En dehors de la question d'être pour ou contre la hausse des droits de scolarité, il y a cette question fascinante de la notion de démocratie qui, je crois humblement, est galvaudée à gauche... et à droite.

Les opposants à la hausse estiment que la démocratie est en péril. J'avoue ne pas avoir senti ce péril pour ne pas avoir très clair en tête de quel genre de démocratie on parle. Que 200 000 étudiants marchent dans la rue ou que l'ensemble des artistes et Marc Laviolette appuient leur cause est certes une indication de bonne santé démocratique. Toutefois, leur nombre et les appuis qu'ils récoltent n'indiquent pas qu'ils ont nécessairement raison et que les «autres» sont de mauvais citoyens ligués contre la démocratie et le bien social. La démocratie ne peut se résumer bêtement à une seule question comptable.

Par exemple, je suis soumis à la décision de la majorité lors d'un vote syndical, que je sois d'accord ou non avec cette majorité. Le Code du travail s'applique. Je m'incline. Mais hors de cette contrainte (sans doute nécessaire dans ce cas précis), je ne me tirerai pas à l'eau et ce, même si 75% de la meute juge que c'est une juste cause. Ma libre-pensée et mon jugement prévalent et, dans ce cas précis: au diable la démocratie!

Le fait que les artistes (je dis «les» à défaut d'avoir entendu une seule voix dissidente) et les syndicats soutiennent massivement les étudiants ne nous fait pas progresser d'un iota dans la compréhension des enjeux qui ne sont certes pas aussi simplistes que: «moi être pour justice sociale, toi être capitaliste».

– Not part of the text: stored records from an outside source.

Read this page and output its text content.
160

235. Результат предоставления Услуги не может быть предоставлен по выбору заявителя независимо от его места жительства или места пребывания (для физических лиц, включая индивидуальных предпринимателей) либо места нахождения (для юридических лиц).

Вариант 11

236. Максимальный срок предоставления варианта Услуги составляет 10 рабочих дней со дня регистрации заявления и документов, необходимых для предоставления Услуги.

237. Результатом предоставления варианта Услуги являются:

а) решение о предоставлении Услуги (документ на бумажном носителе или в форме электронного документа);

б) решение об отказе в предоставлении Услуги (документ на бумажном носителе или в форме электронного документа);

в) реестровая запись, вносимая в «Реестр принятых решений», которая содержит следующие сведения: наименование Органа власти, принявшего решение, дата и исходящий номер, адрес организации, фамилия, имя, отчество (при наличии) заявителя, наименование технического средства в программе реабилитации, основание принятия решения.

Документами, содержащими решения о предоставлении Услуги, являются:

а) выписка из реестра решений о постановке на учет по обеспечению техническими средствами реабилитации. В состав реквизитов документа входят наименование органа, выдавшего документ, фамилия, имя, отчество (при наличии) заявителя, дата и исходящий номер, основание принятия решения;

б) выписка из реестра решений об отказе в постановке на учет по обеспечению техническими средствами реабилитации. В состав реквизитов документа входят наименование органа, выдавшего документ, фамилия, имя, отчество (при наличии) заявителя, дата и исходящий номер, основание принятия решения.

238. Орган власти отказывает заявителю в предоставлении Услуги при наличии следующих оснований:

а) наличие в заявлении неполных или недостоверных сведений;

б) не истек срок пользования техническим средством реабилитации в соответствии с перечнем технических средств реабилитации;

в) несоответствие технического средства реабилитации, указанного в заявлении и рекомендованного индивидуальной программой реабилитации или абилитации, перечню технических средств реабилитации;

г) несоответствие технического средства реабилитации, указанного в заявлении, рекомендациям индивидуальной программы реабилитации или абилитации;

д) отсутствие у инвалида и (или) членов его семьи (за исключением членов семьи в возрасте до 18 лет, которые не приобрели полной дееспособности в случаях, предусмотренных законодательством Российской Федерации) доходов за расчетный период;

Regardons ce qui ressort peu dans les médias où on ne voit que les mêmes visages à quelques exceptions près, ce qui biaise nettement la nouvelle et emprisonne dans l'ombre une large tranche des effectifs étudiants qui veulent le retour en classe et/ou qui trouvent socialement raisonnable l'augmentation des droits de scolarité. Quelle proportion de la population et des étudiants est contre cette «grève» ? Je ne la connais pas précisément, mais à ce que j'en ai lu, elle se situerait à plus ou moins 50%. Mais même à 40% ou 30%, peut-on admettre que ces partisans de la hausse ne sont pas tous d'odieux capitalistes et d'infâmes exploiteurs des faibles à la solde des libéraux? Le débat est-il manichéen, soit l'axe du bien contre l'axe du mal; ceux qui se préoccupent d'équité sociale contre ceux qui n'en ont joyeusement que faire?

À mon avis, les syndicats, dont ceux des enseignants, n'ont rien à faire dans ce dossier et leur influence y est même toxique: premièrement les professeurs sont en position d'autorité et leur influence est donc disproportionnée et, deuxièmement, leurs membres n'auront pas à partager le lourd tribut que les étudiants auront à payer à la fin de ce soulèvement. Les artistes non plus ne se réveilleront pas avec la gueule de bois à la fin de cette crise honteusement gonflée et récupérée.

Par contre, je pose cette question: se pourrait-il que le mouvement étudiant représente un accessoire et les étudiants eux-mêmes des instruments à une autre cause visée par certains groupes qui les motivent? Ce n'est pas le droit à l'éducation qui est en cause (ça ne l'a jamais été) dans ce conflit: les enjeux me semblent bassement politiques. Vouloir forcer la sortie d'un parti politique (peu importe lequel) qui ne fait pas avancer notre cause ou nos idées en instrumentalisant l'effectif étudiant m'apparaît nettement discutable et peu glorieux comme mission démocratique.